I began acquiring souvenir pencils in my early 20s. I also accept them from friends and relatives. In fact, I probably have more pencils that were given to me by others than bought by me in person.

That’s why many items in the collection hail from places I’ve never been—enchanting, far-flung locales such as Thailand, Costa Rica, and Omaha’s Henry Doorly Zoo.

Sometimes, however, a person will hand me a pencil that has, like, “Courtyard by Marriott” inscribed on it, and I wanna say, “I don’t think you understood the assignment.”

Designwise, I like the pencils that keep it simple—the big red one with white stars and crescent moons in a repeating motif that recalls the Turkish flag, for instance, or the Prince Edward Island one that has illustrations of the Green Gables house on a white background like something you’d come across in an elegant edition of Lucy Maud Montgomery’s novels.

I also like the pencils that have decorative plastic doodads at the eraser end—a rubbery gator for Florida, a grinning Buckingham Palace guard for London (though aren’t the real guards famously forbidden from smiling?), Lady Liberty for New York City, and so on.

The ugliest pencils in the collection, if you ask me, are the ones printed with little stock photos of noteworthy sites in whatever location is being featured. Invariably, the pictures are too small and they get all smeary and distorted as they wrap around the shaft. Sometimes it’s difficult to make out what you’re even supposed to be looking at. On the Austria pencil, St. Stephen’s Cathedral in Vienna looks like a toilet brush.
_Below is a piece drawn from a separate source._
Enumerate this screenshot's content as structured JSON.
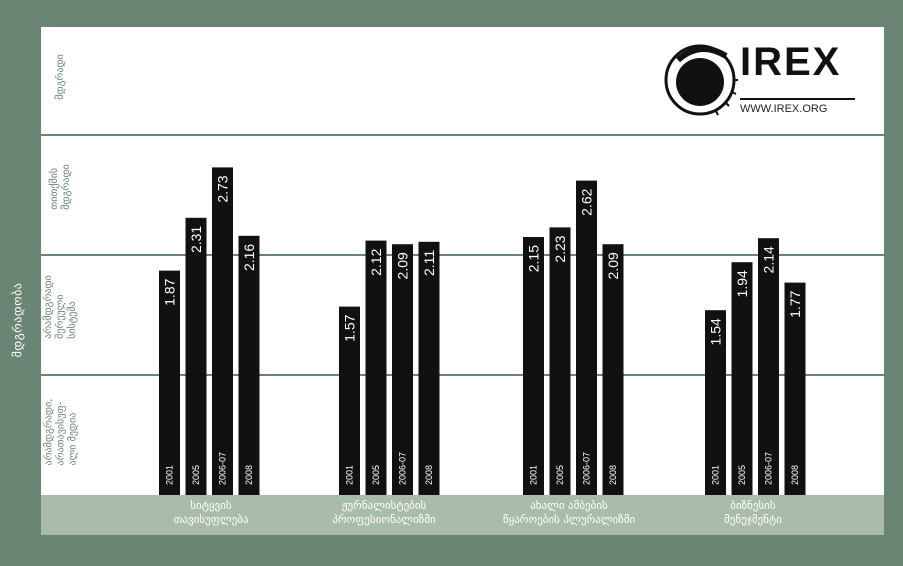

Yes, I’m aware that complaining about things not wrapping around shafts properly is funny.

I don’t remember why I decided to make pencils my cheap souvenir of choice. Maybe I felt obliged to go with something writerly.

Of course, I don’t use the Pencils of the World for writing. Or any other kind of pencil. I prefer ballpoint pens for note-scribbling, card-signing, text-underlining, and even crossword-attempting.
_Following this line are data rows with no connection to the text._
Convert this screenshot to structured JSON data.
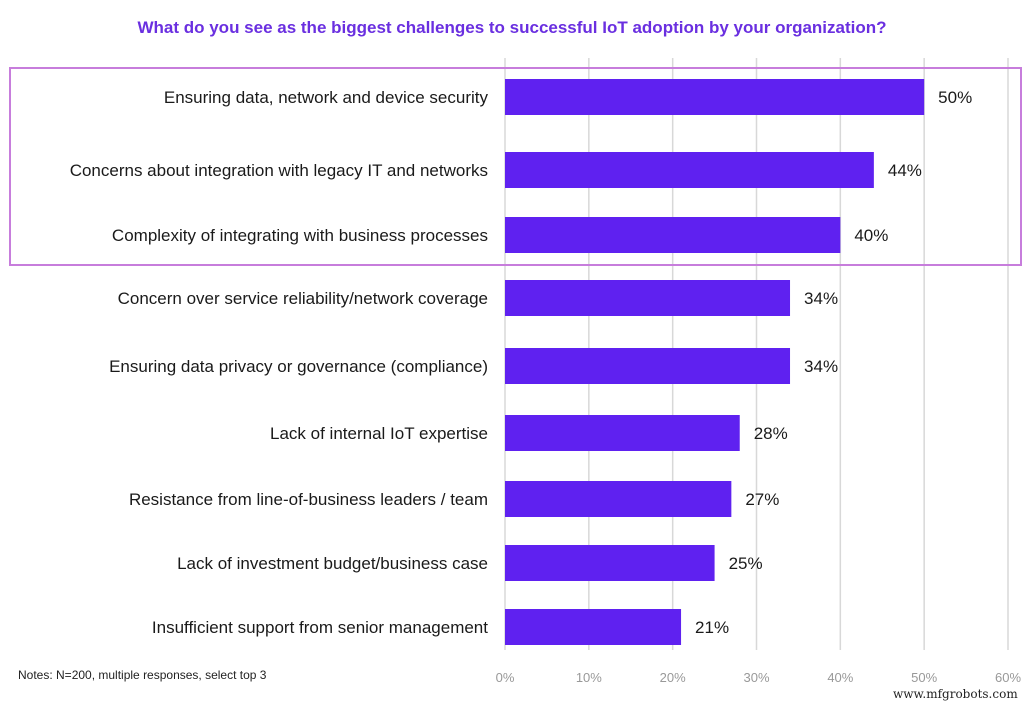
{
  "chart_data": {
    "type": "bar",
    "orientation": "horizontal",
    "title": "What do you see as the biggest challenges to successful IoT adoption by your organization?",
    "categories": [
      "Ensuring data, network and device security",
      "Concerns about integration with legacy IT and networks",
      "Complexity of integrating with business processes",
      "Concern over service reliability/network coverage",
      "Ensuring data privacy or governance (compliance)",
      "Lack of internal IoT expertise",
      "Resistance from line-of-business leaders / team",
      "Lack of investment budget/business case",
      "Insufficient support from senior management"
    ],
    "values": [
      50,
      44,
      40,
      34,
      34,
      28,
      27,
      25,
      21
    ],
    "data_labels": [
      "50%",
      "44%",
      "40%",
      "34%",
      "34%",
      "28%",
      "27%",
      "25%",
      "21%"
    ],
    "xlim": [
      0,
      60
    ],
    "xticks": [
      "0%",
      "10%",
      "20%",
      "30%",
      "40%",
      "50%",
      "60%"
    ],
    "grid": true,
    "highlighted_categories": 3,
    "colors": {
      "bar": "#5f21f0",
      "title": "#6a2fe0",
      "highlight_box": "#c77ddc",
      "grid": "#d8d8d8",
      "tick": "#999999"
    }
  },
  "notes": "Notes: N=200, multiple responses, select top 3",
  "watermark": "www.mfgrobots.com"
}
I don’t like how quickly graphite fades on paper or how you have to keep sharpening the pencil’s tip. Plus, as a lefty, I drag my hand across the words already set down on the page when I write—I’m the kind of southpaw who hooks the wrist upward while writing so that the hand seems to scurry across a desk kind of like Thing in the movie version of The Addams Family.

Consequently, pencil markings leave a big dark smudge along the edge of my hand. Some types of pens (those with felt tips or gel ink, for instance) cause the same issue, but I avoid them, too.

During grade school, when my teachers banned the use of pens because ink can’t be erased and I guess these educators expected their pupils to be wrong a lot, the grayish strip running along the outer edge of my hand below my left pinkie was a permanent feature.

At home, though, I did have at least one ink pen I can remember—and it so happens that it was also a souvenir. Made of shiny white plastic and decorated with Mickey Mouse and friends, it was a fat, capped little number obtained during a family trip to Walt Disney World.

I thought the pen was a beautiful object but I never wrote with it because I didn’t want to use up the ink.

So, you see, I’ve been commemorating vacations by gathering writing utensils to not write with for quite a while now.

1 Comment

  1. I actually love pencil feedback for writing, and they’re surprisingly archival, as my journals from when I was a kid (some 20+ years ago) are still perfectly legible. So it was a treat to see your pencil collection. Thanks for sharing!